Despite criticism the budget is getting from policy analysts and editorials statewide, what always seems to be lost in the post-mortems is the inescapable fact that this is a Sheldon Silver budget — just like so many before it.
Gov. David A. Paterson and Senate Majority Leader Malcolm A. Smith both deserve the sharp censure they’re getting for cravenly signing on after promising to control spending and taxes. But the real author of this spend-and-tax orgy, and the source of New York’s chronic dysfunction, is Silver, the speaker of the Assembly.
For more than a decade, Silver was the only man who was always there whenever the three men in a room would secretly meet, and being the sharpest of the bunch, it was Silver who would dictate the outcome.

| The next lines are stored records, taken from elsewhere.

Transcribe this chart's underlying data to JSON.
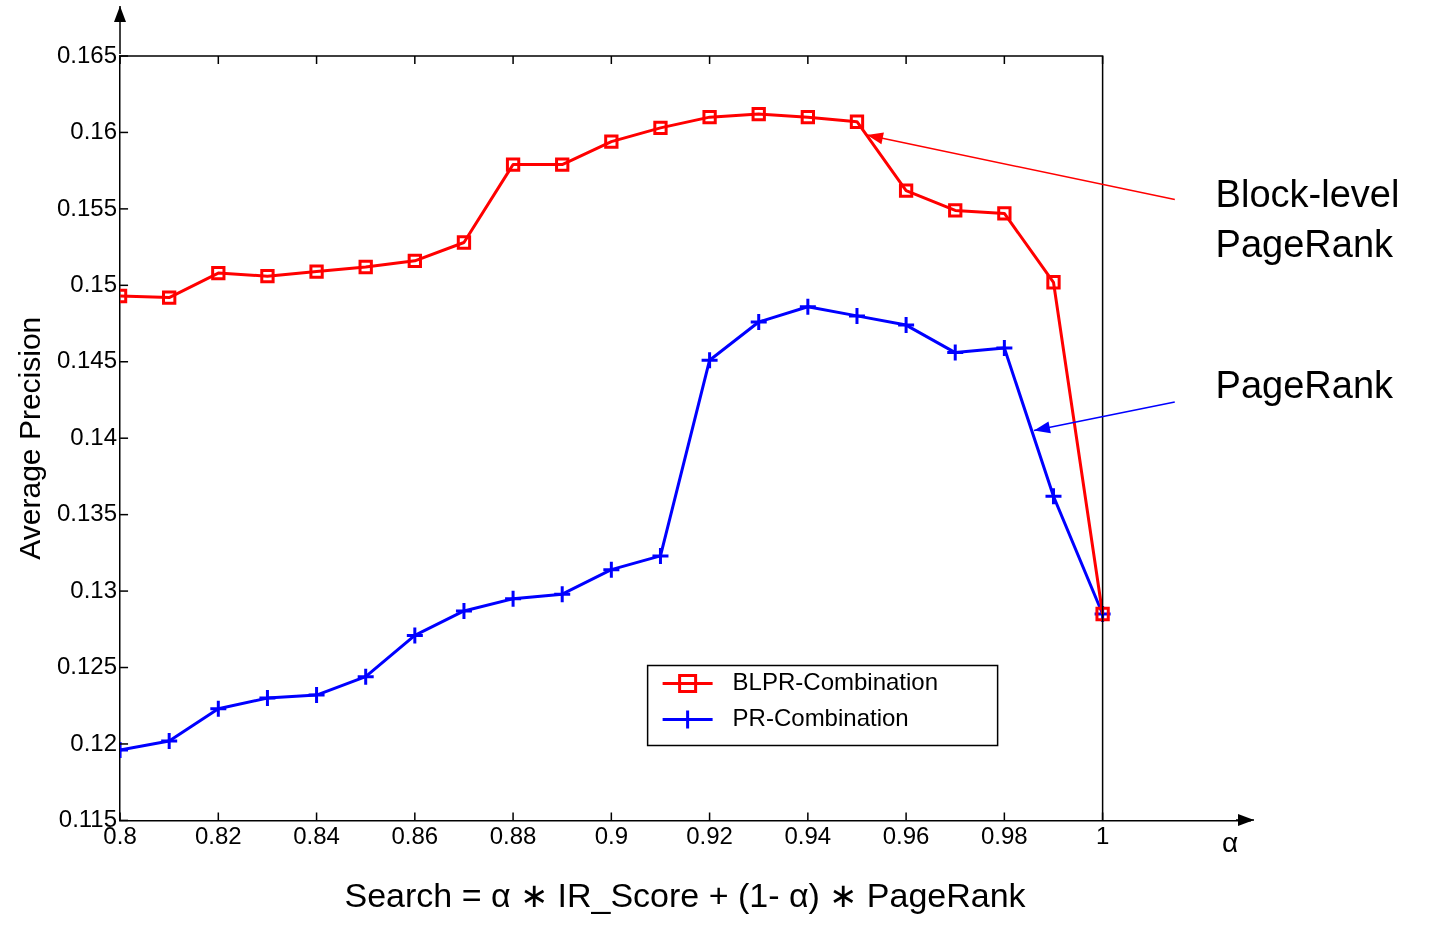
{
  "chart_data": {
    "type": "line",
    "xlabel": "Search = α ∗ IR_Score + (1- α) ∗ PageRank",
    "ylabel": "Average Precision",
    "x": [
      0.8,
      0.81,
      0.82,
      0.83,
      0.84,
      0.85,
      0.86,
      0.87,
      0.88,
      0.89,
      0.9,
      0.91,
      0.92,
      0.93,
      0.94,
      0.95,
      0.96,
      0.97,
      0.98,
      0.99,
      1
    ],
    "series": [
      {
        "name": "BLPR-Combination",
        "color": "#ff0000",
        "marker": "square",
        "values": [
          0.1493,
          0.1492,
          0.1508,
          0.1506,
          0.1509,
          0.1512,
          0.1516,
          0.1528,
          0.1579,
          0.1579,
          0.1594,
          0.1603,
          0.161,
          0.1612,
          0.161,
          0.1607,
          0.1562,
          0.1549,
          0.1547,
          0.1502,
          0.1285
        ]
      },
      {
        "name": "PR-Combination",
        "color": "#0000ff",
        "marker": "cross",
        "values": [
          0.1196,
          0.1202,
          0.1223,
          0.123,
          0.1232,
          0.1244,
          0.1271,
          0.1287,
          0.1295,
          0.1298,
          0.1314,
          0.1323,
          0.1451,
          0.1476,
          0.1486,
          0.148,
          0.1474,
          0.1456,
          0.1459,
          0.1362,
          0.1285
        ]
      }
    ],
    "xlim": [
      0.8,
      1.03
    ],
    "xticks": [
      0.8,
      0.82,
      0.84,
      0.86,
      0.88,
      0.9,
      0.92,
      0.94,
      0.96,
      0.98,
      1
    ],
    "ylim": [
      0.115,
      0.165
    ],
    "yticks": [
      0.115,
      0.12,
      0.125,
      0.13,
      0.135,
      0.14,
      0.145,
      0.15,
      0.155,
      0.16,
      0.165
    ],
    "annotations": [
      "α",
      {
        "text": "Block-level\nPageRank",
        "x": 0.952,
        "y": 0.1598
      },
      {
        "text": "PageRank",
        "x": 0.986,
        "y": 0.1405
      }
    ],
    "grid": false,
    "legend": "bottom right",
    "line_style": "solid"
  }
}
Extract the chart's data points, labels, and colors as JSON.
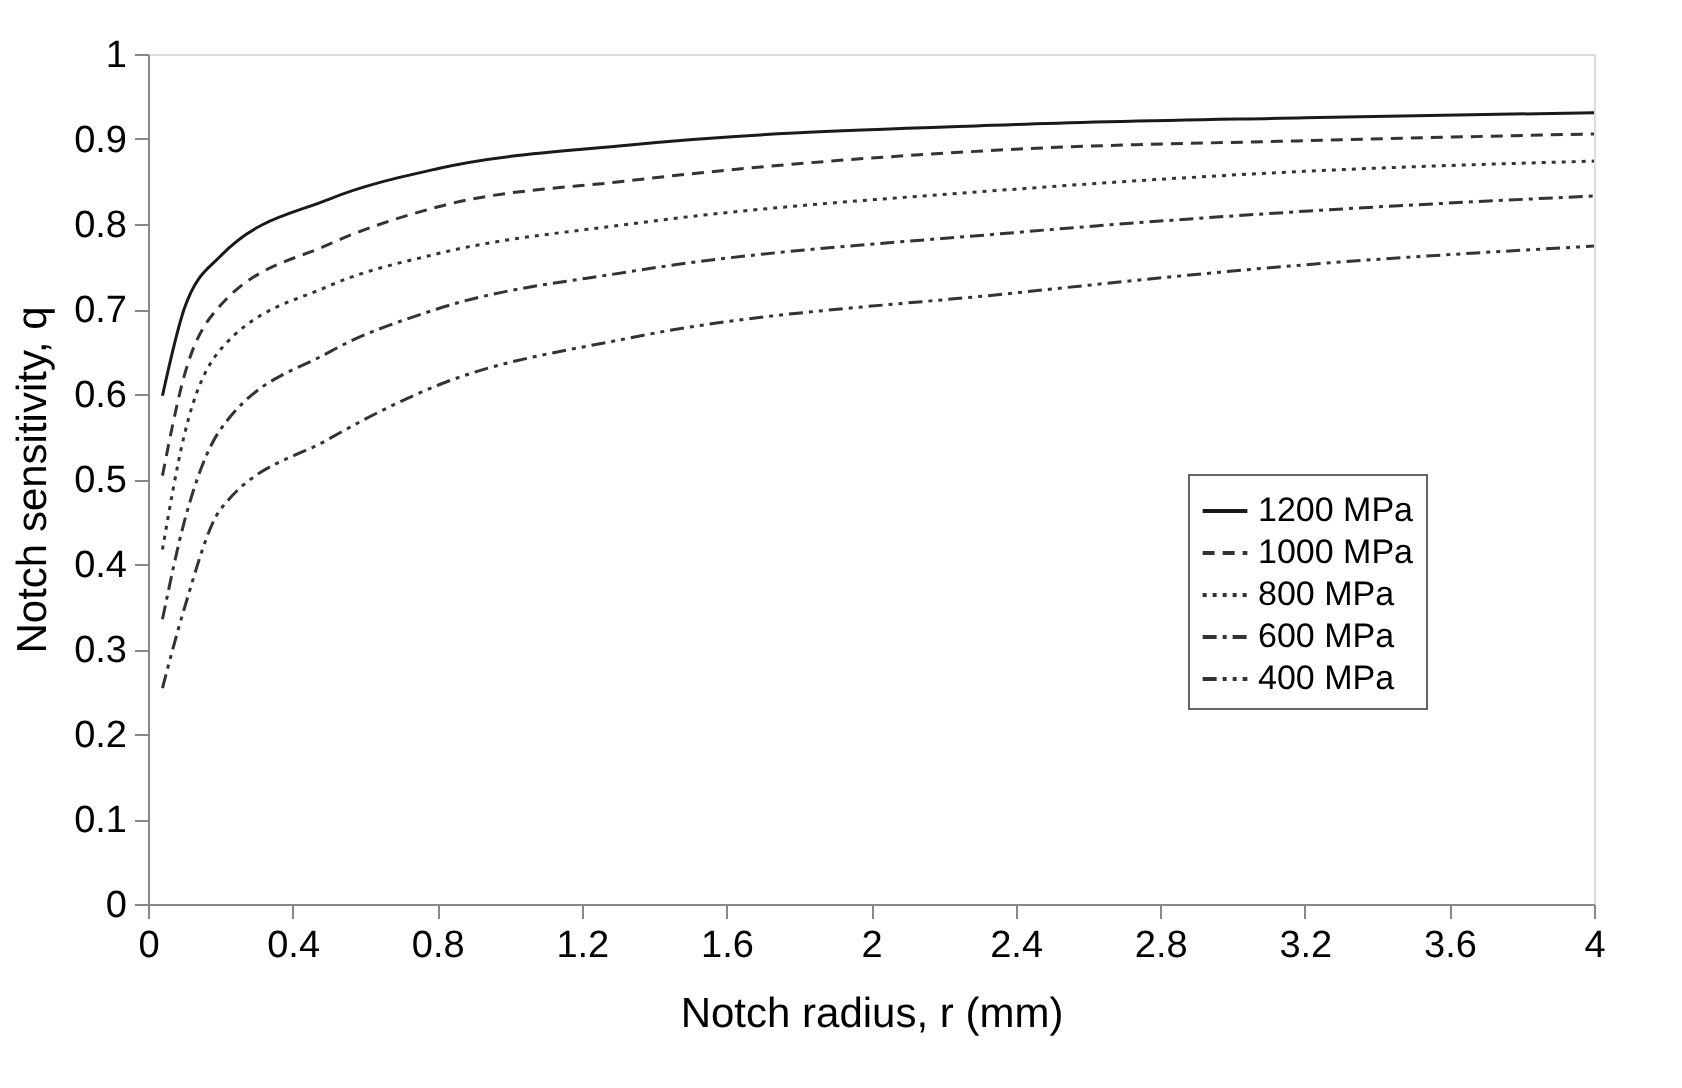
{
  "chart_data": {
    "type": "line",
    "xlabel": "Notch radius, r (mm)",
    "ylabel": "Notch sensitivity, q",
    "x": [
      0.04,
      0.1,
      0.2,
      0.5,
      0.8,
      1.333,
      2.4,
      3.2,
      4.0
    ],
    "series": [
      {
        "name": "1200 MPa",
        "color": "#1a1a1a",
        "line_style": "solid",
        "values": [
          0.598,
          0.7,
          0.762,
          0.829,
          0.865,
          0.893,
          0.917,
          0.925,
          0.931
        ]
      },
      {
        "name": "1000 MPa",
        "color": "#333333",
        "line_style": "dashed",
        "values": [
          0.504,
          0.621,
          0.704,
          0.776,
          0.82,
          0.851,
          0.888,
          0.898,
          0.906
        ]
      },
      {
        "name": "800 MPa",
        "color": "#333333",
        "line_style": "dotted",
        "values": [
          0.417,
          0.551,
          0.652,
          0.727,
          0.765,
          0.8,
          0.841,
          0.862,
          0.874
        ]
      },
      {
        "name": "600 MPa",
        "color": "#333333",
        "line_style": "dashdot",
        "values": [
          0.335,
          0.449,
          0.558,
          0.649,
          0.7,
          0.744,
          0.79,
          0.815,
          0.833
        ]
      },
      {
        "name": "400 MPa",
        "color": "#333333",
        "line_style": "dashdotdot",
        "values": [
          0.254,
          0.347,
          0.464,
          0.547,
          0.61,
          0.666,
          0.719,
          0.752,
          0.774
        ]
      }
    ],
    "xlim": [
      0,
      4
    ],
    "xticks": [
      0,
      0.4,
      0.8,
      1.2,
      1.6,
      2,
      2.4,
      2.8,
      3.2,
      3.6,
      4
    ],
    "ylim": [
      0,
      1
    ],
    "yticks": [
      0,
      0.1,
      0.2,
      0.3,
      0.4,
      0.5,
      0.6,
      0.7,
      0.8,
      0.9,
      1
    ],
    "grid": false,
    "legend": "right",
    "marker": "none"
  }
}
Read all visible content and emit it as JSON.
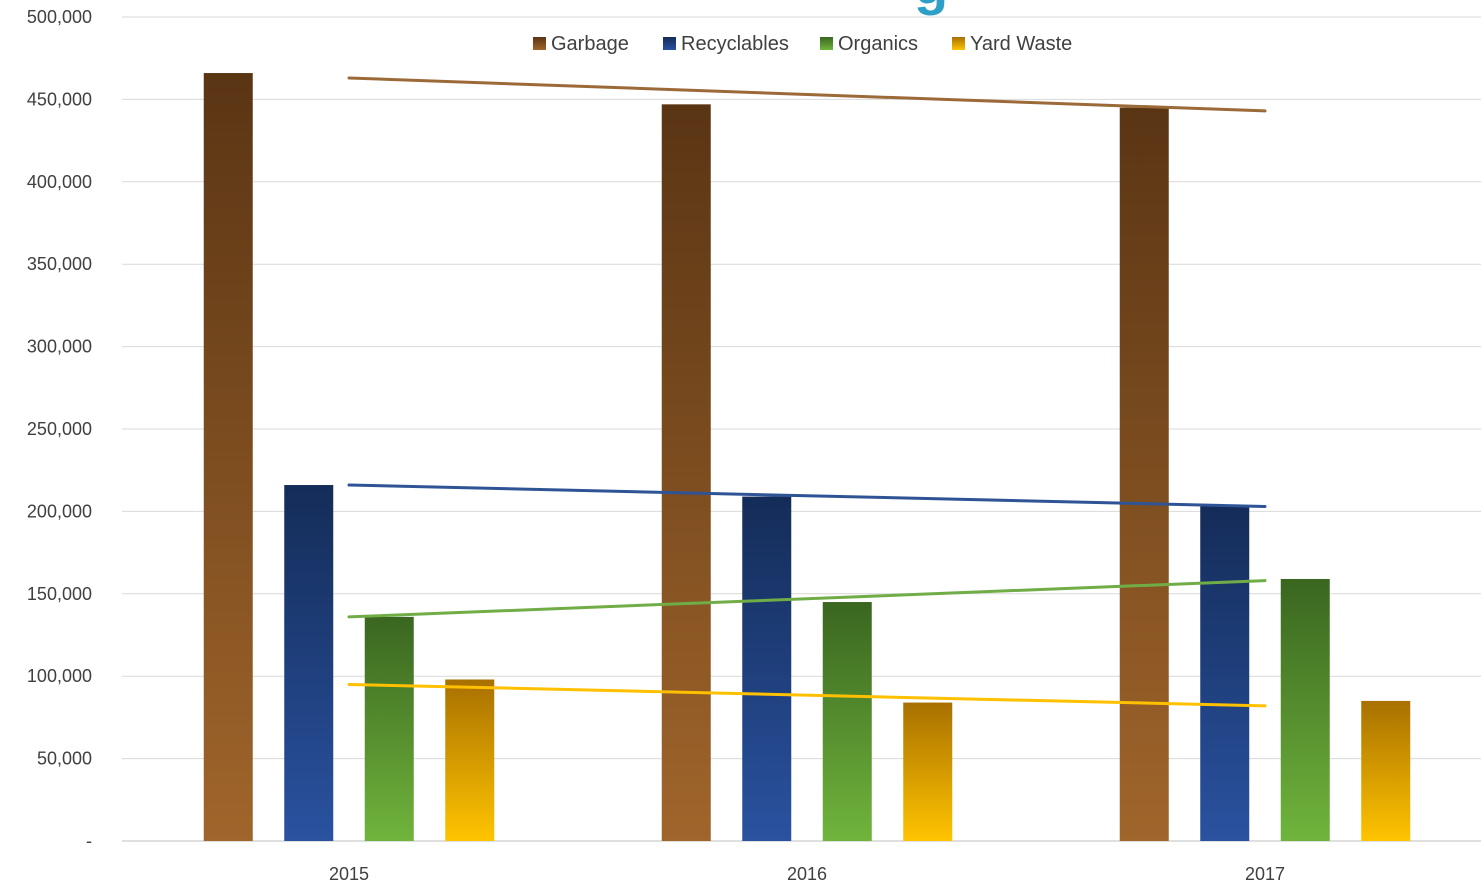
{
  "chart_data": {
    "type": "bar",
    "title_fragment": "g",
    "categories": [
      "2015",
      "2016",
      "2017"
    ],
    "ylim": [
      0,
      500000
    ],
    "yticks": [
      0,
      50000,
      100000,
      150000,
      200000,
      250000,
      300000,
      350000,
      400000,
      450000,
      500000
    ],
    "ytick_labels": [
      "-",
      "50,000",
      "100,000",
      "150,000",
      "200,000",
      "250,000",
      "300,000",
      "350,000",
      "400,000",
      "450,000",
      "500,000"
    ],
    "grid": true,
    "legend_position": "top-center",
    "series": [
      {
        "name": "Garbage",
        "values": [
          466000,
          447000,
          445000
        ],
        "color_top": "#5a3514",
        "color_bottom": "#a0652b",
        "trend_color": "#9c6a38",
        "trend": [
          463000,
          443000
        ]
      },
      {
        "name": "Recyclables",
        "values": [
          216000,
          209000,
          203000
        ],
        "color_top": "#142c58",
        "color_bottom": "#2a52a0",
        "trend_color": "#2f5496",
        "trend": [
          216000,
          203000
        ]
      },
      {
        "name": "Organics",
        "values": [
          136000,
          145000,
          159000
        ],
        "color_top": "#3a6620",
        "color_bottom": "#70b43c",
        "trend_color": "#70ad47",
        "trend": [
          136000,
          158000
        ]
      },
      {
        "name": "Yard Waste",
        "values": [
          98000,
          84000,
          85000
        ],
        "color_top": "#a87000",
        "color_bottom": "#ffc400",
        "trend_color": "#ffc000",
        "trend": [
          95000,
          82000
        ]
      }
    ]
  }
}
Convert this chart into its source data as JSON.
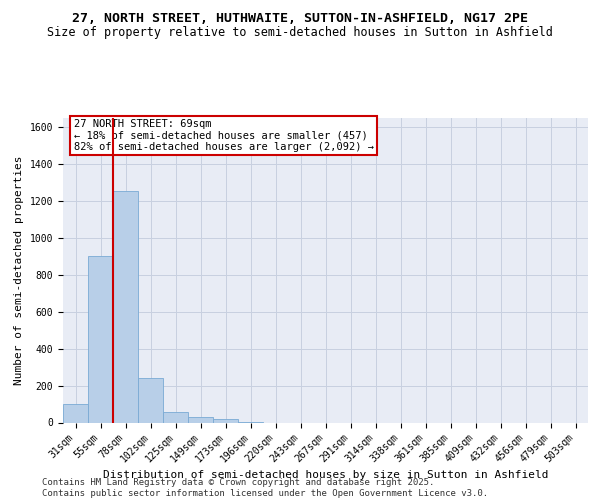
{
  "title": "27, NORTH STREET, HUTHWAITE, SUTTON-IN-ASHFIELD, NG17 2PE",
  "subtitle": "Size of property relative to semi-detached houses in Sutton in Ashfield",
  "xlabel": "Distribution of semi-detached houses by size in Sutton in Ashfield",
  "ylabel": "Number of semi-detached properties",
  "categories": [
    "31sqm",
    "55sqm",
    "78sqm",
    "102sqm",
    "125sqm",
    "149sqm",
    "173sqm",
    "196sqm",
    "220sqm",
    "243sqm",
    "267sqm",
    "291sqm",
    "314sqm",
    "338sqm",
    "361sqm",
    "385sqm",
    "409sqm",
    "432sqm",
    "456sqm",
    "479sqm",
    "503sqm"
  ],
  "values": [
    100,
    900,
    1250,
    240,
    55,
    30,
    20,
    5,
    0,
    0,
    0,
    0,
    0,
    0,
    0,
    0,
    0,
    0,
    0,
    0,
    0
  ],
  "bar_color": "#b8cfe8",
  "bar_edge_color": "#7aaad4",
  "red_line_x": 1.5,
  "annotation_title": "27 NORTH STREET: 69sqm",
  "annotation_line1": "← 18% of semi-detached houses are smaller (457)",
  "annotation_line2": "82% of semi-detached houses are larger (2,092) →",
  "annotation_box_color": "#ffffff",
  "annotation_box_edge": "#cc0000",
  "red_line_color": "#cc0000",
  "ylim": [
    0,
    1650
  ],
  "yticks": [
    0,
    200,
    400,
    600,
    800,
    1000,
    1200,
    1400,
    1600
  ],
  "grid_color": "#c8d0e0",
  "bg_color": "#e8ecf5",
  "footer_line1": "Contains HM Land Registry data © Crown copyright and database right 2025.",
  "footer_line2": "Contains public sector information licensed under the Open Government Licence v3.0.",
  "title_fontsize": 9.5,
  "subtitle_fontsize": 8.5,
  "xlabel_fontsize": 8,
  "ylabel_fontsize": 8,
  "tick_fontsize": 7,
  "footer_fontsize": 6.5,
  "ann_fontsize": 7.5
}
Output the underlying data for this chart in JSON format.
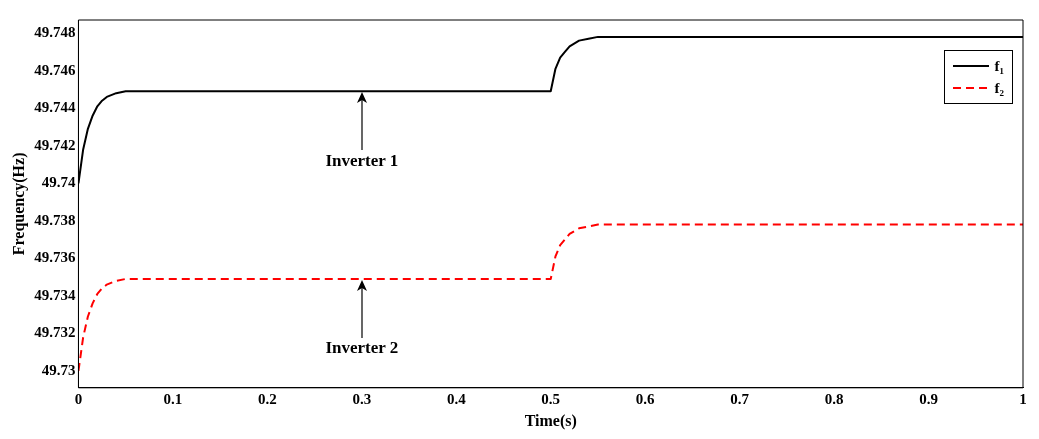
{
  "chart_data": {
    "type": "line",
    "xlabel": "Time(s)",
    "ylabel": "Frequency(Hz)",
    "xlim": [
      0,
      1
    ],
    "xticks": [
      0,
      0.1,
      0.2,
      0.3,
      0.4,
      0.5,
      0.6,
      0.7,
      0.8,
      0.9,
      1
    ],
    "ylim": [
      49.7291,
      49.7487
    ],
    "yticks": [
      49.73,
      49.732,
      49.734,
      49.736,
      49.738,
      49.74,
      49.742,
      49.744,
      49.746,
      49.748
    ],
    "legend": "top right",
    "grid": false,
    "marker": "none",
    "series": [
      {
        "name": "f₁",
        "color": "#000000",
        "line_style": "solid",
        "x": [
          0,
          0.005,
          0.01,
          0.015,
          0.02,
          0.025,
          0.03,
          0.04,
          0.05,
          0.06,
          0.08,
          0.5,
          0.505,
          0.51,
          0.515,
          0.52,
          0.53,
          0.54,
          0.55,
          0.56,
          0.58,
          1
        ],
        "values": [
          49.74,
          49.7418,
          49.7429,
          49.7436,
          49.7441,
          49.7444,
          49.7446,
          49.7448,
          49.7449,
          49.7449,
          49.7449,
          49.7449,
          49.7461,
          49.7467,
          49.747,
          49.7473,
          49.7476,
          49.7477,
          49.7478,
          49.7478,
          49.7478,
          49.7478
        ]
      },
      {
        "name": "f₂",
        "color": "#ff0000",
        "line_style": "dashed",
        "x": [
          0,
          0.005,
          0.01,
          0.015,
          0.02,
          0.025,
          0.03,
          0.04,
          0.05,
          0.06,
          0.08,
          0.5,
          0.505,
          0.51,
          0.515,
          0.52,
          0.53,
          0.54,
          0.55,
          0.56,
          0.58,
          1
        ],
        "values": [
          49.73,
          49.7318,
          49.7329,
          49.7336,
          49.7341,
          49.7344,
          49.7346,
          49.7348,
          49.7349,
          49.7349,
          49.7349,
          49.7349,
          49.7361,
          49.7367,
          49.737,
          49.7373,
          49.7376,
          49.7377,
          49.7378,
          49.7378,
          49.7378,
          49.7378
        ]
      }
    ],
    "annotations": [
      {
        "text": "Inverter 1",
        "x": 0.3,
        "y": 49.7449
      },
      {
        "text": "Inverter 2",
        "x": 0.3,
        "y": 49.7349
      }
    ]
  }
}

What Silver’s concealed control of state budgets has meant is that major policy coming out of Albany is almost always bad for the rest of New York, because in addition to being the sharpest negotiator, Silver has always been an unregenerate tool of labor and the trial bar.
One look at who supports Silver and his Assembly Democrats and the logic of this bloated budget becomes clear. Silver may well be economically illiterate and utterly indifferent to the rest of the state, but make no mistake about it: New York is “his” state to do with what he wants, and what he wants is to deliver for his public employee and trial lawyer friends at SEIU 1199, AFL-CIO, PEF, NYSUT, NYSTLA, CSEA and anyone else willing to pay to play.
Now that this is understood, reform advocates of every stripe should organize an active effort to defeat Silver at the polls. Such an effort would be unprecedented and undoubtedly a high-stakes game, but upstate’s business community and reformers could mount it with help from both parties. You can’t wrest responsibility out of a politician who cares only about re-election with carefully reasoned debating points. You can only defeat him.
People with the money it takes to mount a fight, like the idealistic Rochester billionaire Tom Golisano, should begin by meeting with those who oppose Silver in his district. With organization and money, Silver could be defeated in a primary challenge and sent back to the law firm on whose payroll he has been ever since arriving in the Capitol. Until that happens, nothing good will ever come out of Albany.
Mark Alesse was New York State director for the National Federation of Independent Business, a small business advocacy group for 18 years.